Cursor*10, like I wish I were the Moon, is a game that is very simple. With a graphical style that is reminiscent of Echochrome, Cursor*10 has no sound effects, no music, no enemies, and only one goal.
The objective is presented up front on the title screen.
There are 3 major elements that make this game work so well. Play it here before continuing if you haven't already.
1) According folded level design. As the title implies, the player is given 10 cursors/chances/lives to reach the 16th floor. Each cursor starts on floor 1 and must do everything it can to reach the last floor including opening boxes, ascending stairs, and holding switches all by clicking the mouse. All of the clicks and movements of the previous cursors are recorded and reproduced every time a cursor starts from floor one. In this way, the player uses the cursors to explore the game world while gathering knowledge and making decisions with multitasking in mind. This facet of the level design wouldn't be as excellently pronounced in the gameplay experience if it weren't for the...
2) Clock based cursor timer. Each cursor has 700 ticks of the game clock to do everything it can to reach the 16th floor. It quickly becomes apparent that each second is precious. With 10 chances to make it happen and seconds to do so at a time, the player must act and act quickly. Without giving the player the leisure of playing at their own pace, players must make decisions/moves quickly and therefore learn more quickly. By the 5th cursor, all of the player's cursory actions can be seen operating all at once like a team of historically accurate ghosts. Yet, these "ghosts" collectively layer together working for the future goal.
3) Cones... or should I say coins. Clicking these conic objects isn't necessary to reach the goal. Therefore, going after them is a way for players to control their own difficulty. Collect them all if you want. The beauty of the cone implementation is in how the player must balance time, space, while assigning roles. When a player understands the limitations of a cursor, possibilities open up for that cursor to click cones in the meantime. Though each floor is simply designed, the cones add a layer of potential action to the layered multitasking.
Two additional things that are worth nothing about Cursor*10 are...
- The ascending stairs on floor 4 is randomly placed in one of the 13 boxes. Unless you're lucky, on your first pass through floor 4, time is used up finding the box that contains the stairs. Such a design emphasises how one cursor can't do it alone and that going for the goal naturally creates different roles from the various ways to play the game.

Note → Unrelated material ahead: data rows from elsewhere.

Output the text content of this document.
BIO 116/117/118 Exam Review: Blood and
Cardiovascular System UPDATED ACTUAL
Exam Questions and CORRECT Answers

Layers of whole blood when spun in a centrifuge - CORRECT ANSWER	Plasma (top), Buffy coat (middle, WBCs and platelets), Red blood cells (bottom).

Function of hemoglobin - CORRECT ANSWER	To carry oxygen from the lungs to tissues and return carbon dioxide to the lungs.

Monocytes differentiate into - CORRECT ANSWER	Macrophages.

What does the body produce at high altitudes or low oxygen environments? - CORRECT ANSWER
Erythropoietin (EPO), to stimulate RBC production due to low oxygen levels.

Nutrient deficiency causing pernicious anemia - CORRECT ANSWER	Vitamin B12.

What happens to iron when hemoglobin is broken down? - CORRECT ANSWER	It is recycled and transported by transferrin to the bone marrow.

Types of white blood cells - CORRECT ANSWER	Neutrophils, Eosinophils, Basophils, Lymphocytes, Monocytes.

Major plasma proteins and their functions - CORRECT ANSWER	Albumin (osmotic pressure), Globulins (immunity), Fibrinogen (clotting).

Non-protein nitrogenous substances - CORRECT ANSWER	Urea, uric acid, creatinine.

- Clicking all of the cones is one way to get increase the challenge of this game and go for a high score. What's interesting about Cursor*10 is that players can go for the high score while shooting for the lowest time. In this case, the play time is quantified by the number of cursors used. Speed runs like this one are already on youtube.
Many have labeled Cursor*10 as a cooperative puzzle game. But once you understand the core design of this indie game, it's easy to see that it's simply a very clean and clever single player action game. More than one human player is necessary for cooperative play. And even the tricky switch on floor 6 that unlocks the final floor isn't enough to make Cursor*10 a puzzle game. Perhaps with more variegated implementation of the hidden switch design, the game could become a puzzler. But as it is now, the game isn't about the focused nuanced use of the game mechanic CLICK (the only mechanic in the game).
The core design of Cursor*10 is structurally similar to that of the Temple of the Ocean King in The Legend of Zelda: Phantom Hourglass in how the thoughts and actions of the past (previous plays) influence the present gameplay in a limited, folded space. You can read all about that here. Such a comparison is high praise for Cursor*10.